Ползучая «аграрная реформа», происходившая в Палестине между 1882 и 1947 годами, действительно, как и в других местах, передала землю из рук немногих в руки относительно многих; однако на деле речь шла о переходе земельной собственности от автохтонного населения к общинам колонизаторов. В результате к 1947 году здесь возникло 291 процветающее еврейское сельскохозяйственное поселение. Тем не менее масштаб колонизации оставался ограниченным: до 1937 года сионистские учреждения приобрели лишь около пяти процентов частных земель подмандатной Палестины, пригодных для сельскохозяйственной обработки.

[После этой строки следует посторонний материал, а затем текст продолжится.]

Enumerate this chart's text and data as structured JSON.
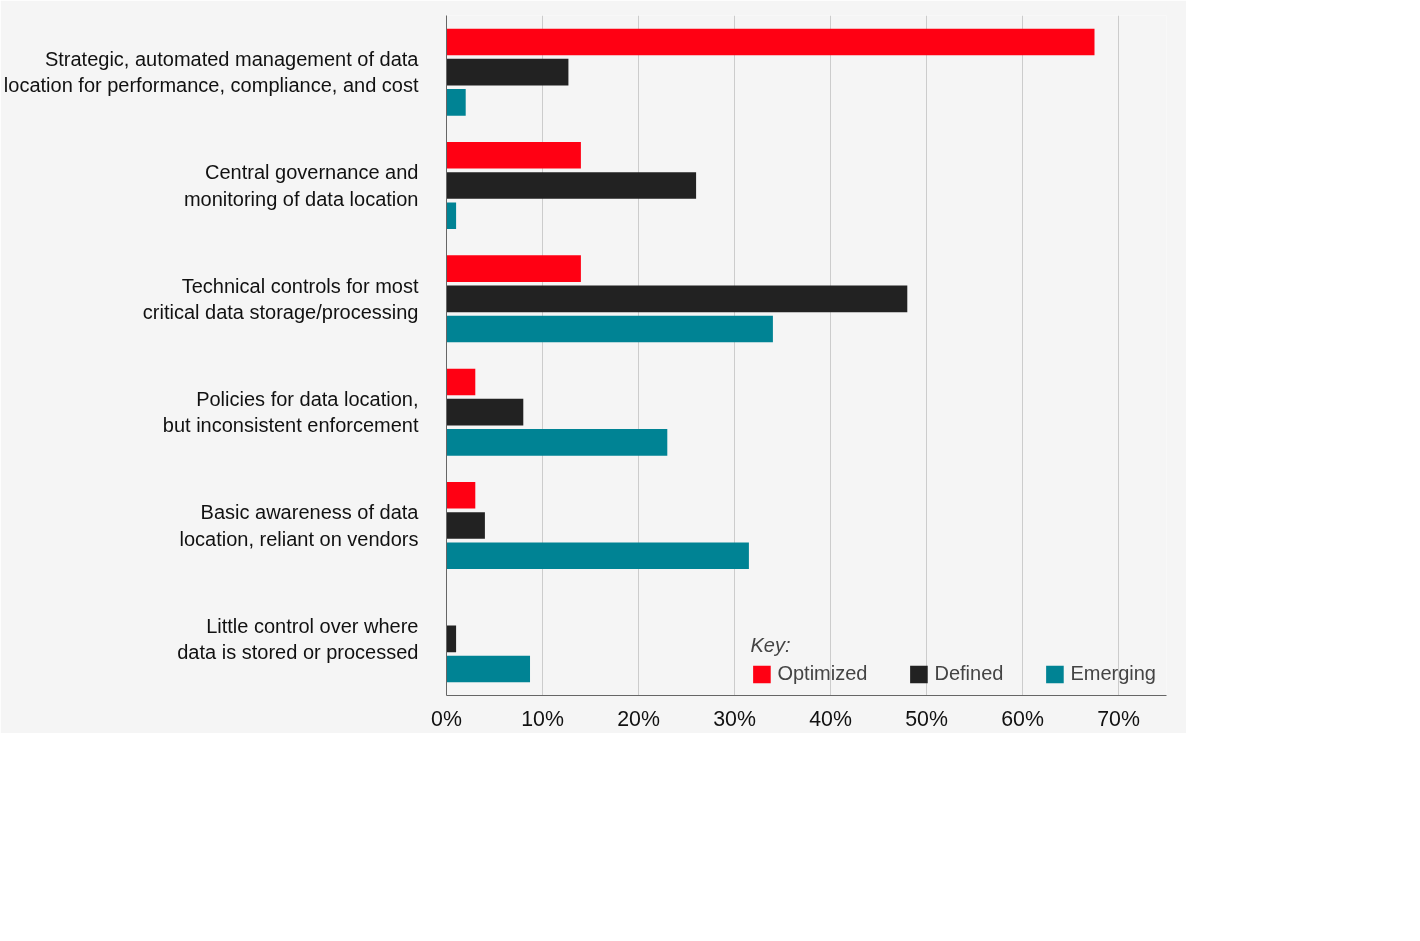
{
  "chart_data": {
    "type": "bar",
    "orientation": "horizontal",
    "categories": [
      "Strategic, automated management of data\nlocation for performance, compliance, and cost",
      "Central governance and\nmonitoring of data location",
      "Technical controls for most\ncritical data storage/processing",
      "Policies for data location,\nbut inconsistent enforcement",
      "Basic awareness of data\nlocation, reliant on vendors",
      "Little control over where\ndata is stored or processed"
    ],
    "series": [
      {
        "name": "Optimized",
        "color": "#ff0013",
        "values": [
          67.5,
          14,
          14,
          3,
          3,
          0
        ]
      },
      {
        "name": "Defined",
        "color": "#222222",
        "values": [
          12.7,
          26,
          48,
          8,
          4,
          1
        ]
      },
      {
        "name": "Emerging",
        "color": "#008394",
        "values": [
          2,
          1,
          34,
          23,
          31.5,
          8.7
        ]
      }
    ],
    "xlim": [
      0,
      75
    ],
    "xticks": [
      {
        "value": 0,
        "label": "0%"
      },
      {
        "value": 10,
        "label": "10%"
      },
      {
        "value": 20,
        "label": "20%"
      },
      {
        "value": 30,
        "label": "30%"
      },
      {
        "value": 40,
        "label": "40%"
      },
      {
        "value": 50,
        "label": "50%"
      },
      {
        "value": 60,
        "label": "60%"
      },
      {
        "value": 70,
        "label": "70%"
      }
    ],
    "grid": "x",
    "legend": "bottom right",
    "legend_title": "Key:"
  }
}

Через десятилетие, к моменту провозглашения «плана раздела» страны в 1947 году, они владели лишь 7 % обрабатываемых земель (и примерно 11 % общей площади страны).
Накануне принятия резолюции ООН о разделе Палестины Давид Бен-Гурион писал в своем личном дневнике:
«Арабский мир, арабы Эрец Исраэль при поддержке одного арабского государства или при поддержке нескольких арабских государств, возможно, даже всех… могут напасть на нашу поселенческую структуру… необходимо… сохранить поселенческую структуру и населенные пункты и завоевать страну, всю или ее значительную часть, и удержать завоеванное до наступления авторитетного политического урегулирования»[561].
Этот прагматический политик пророчествовал скорее о реалиях, наступивших после 1967 года, нежели о реалиях конца 40-х годов, однако следует признать, что война 1948 года и, в особенности, земельная политика, проводившаяся после ее окончания, привели к радикальному изменению «земельного баланса» в стране.